At 18 months, complete remission was maintained in 39% of patients who had received rituximab and 33% of those who had received cyclophosphamide-azathioprine, which met the criterion for noninferiority but not for superiority, the investigators reported (N. Engl. J. Med. 2013 Aug. 1 [doi: 10.1056/NEJMoa1213277]).


There were no significant differences between the two study groups in any efficacy measure, including the duration of remission; the number, rate, and severity of relapses; or scores on measures of vasculitis damage and quality of life.


Rituximab was found superior to conventional immunosuppression in the subgroup of 101 patients who had relapsing rather than new-onset disease at enrollment in the study.
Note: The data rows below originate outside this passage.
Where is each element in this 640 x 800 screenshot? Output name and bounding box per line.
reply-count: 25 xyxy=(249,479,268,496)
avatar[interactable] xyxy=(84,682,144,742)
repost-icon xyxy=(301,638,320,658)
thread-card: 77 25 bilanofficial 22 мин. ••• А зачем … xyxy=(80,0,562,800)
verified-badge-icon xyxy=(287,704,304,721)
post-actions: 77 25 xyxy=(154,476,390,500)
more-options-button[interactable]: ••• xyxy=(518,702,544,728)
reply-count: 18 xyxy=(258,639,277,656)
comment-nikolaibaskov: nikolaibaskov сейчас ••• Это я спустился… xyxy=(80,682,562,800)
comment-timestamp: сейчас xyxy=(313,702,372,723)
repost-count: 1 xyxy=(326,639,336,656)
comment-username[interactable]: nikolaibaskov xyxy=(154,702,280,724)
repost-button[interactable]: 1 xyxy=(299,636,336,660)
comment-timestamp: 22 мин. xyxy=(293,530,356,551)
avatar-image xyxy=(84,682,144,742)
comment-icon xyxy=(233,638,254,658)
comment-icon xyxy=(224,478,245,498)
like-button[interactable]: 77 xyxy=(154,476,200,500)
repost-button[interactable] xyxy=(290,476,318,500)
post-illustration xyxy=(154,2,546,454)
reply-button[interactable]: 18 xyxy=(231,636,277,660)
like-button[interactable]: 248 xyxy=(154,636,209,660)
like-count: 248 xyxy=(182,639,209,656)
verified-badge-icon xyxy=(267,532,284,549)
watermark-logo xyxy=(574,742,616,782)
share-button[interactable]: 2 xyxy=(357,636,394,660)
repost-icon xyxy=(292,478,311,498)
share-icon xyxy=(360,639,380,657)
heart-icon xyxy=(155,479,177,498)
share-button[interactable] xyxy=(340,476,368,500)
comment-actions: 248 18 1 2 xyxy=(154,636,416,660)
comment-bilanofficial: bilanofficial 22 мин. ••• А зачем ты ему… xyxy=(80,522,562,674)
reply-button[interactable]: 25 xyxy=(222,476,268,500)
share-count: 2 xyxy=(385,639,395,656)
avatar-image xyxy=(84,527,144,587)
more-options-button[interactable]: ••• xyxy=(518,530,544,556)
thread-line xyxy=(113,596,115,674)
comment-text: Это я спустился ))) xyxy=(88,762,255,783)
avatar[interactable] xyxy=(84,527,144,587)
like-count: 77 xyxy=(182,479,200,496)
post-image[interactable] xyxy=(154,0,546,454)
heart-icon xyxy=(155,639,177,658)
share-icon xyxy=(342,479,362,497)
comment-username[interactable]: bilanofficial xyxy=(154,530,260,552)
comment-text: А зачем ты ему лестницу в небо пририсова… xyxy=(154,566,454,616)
In that subgroup, patients who received rituximab showed complete remission rates of 67% at 6 months, 49% at 12 months, and 37% at 18 months. The corresponding rates were significantly lower with cyclophosphamide-azathioprine at 42%, 24%, and 20%, respectively.


Rituximab’s efficacy was comparable to that of conventional immunosuppression in another important subgroup of patients: those who had major renal disease at baseline. Among the 102 patients with major renal disease at baseline, remission occurred at some point before 18 months in 75% with rituximab and 76% with cyclophosphamide-azathioprine, and the magnitude of improvement in mean estimated creatinine clearance levels was judged to be comparable between the groups.


Also at 18 months, there were no significant differences between the two study groups in the numbers or rates of total adverse events, serious adverse events, or non–disease-related adverse events. There were two deaths in each group.


In particular, the study groups had similar rates of infections of grade 3 or higher and similar serum levels of IgG, IgA, and IgM. No additional cancers developed during follow-up in either group.


However, patients who received rituximab had fewer episodes of moderate or severe leukopenia (5 vs. 23 cases) and required fewer dose adjustments or interruptions.


This study was supported by the National Institute of Allergy and Infectious Diseases, the Juvenile Diabetes Research Foundation, Genentech, Biogen Idec, the National Center for Research Resources, the National Institute of Arthritis and Musculoskeletal and Skin Diseases, and the Arthritis Foundation. Dr. Specks reported receiving an honorarium and travel reimbursement from Roche (Genentech is a member of the Roche Group), and some of his associates reported ties to Genentech, Biogen Idec, and other companies.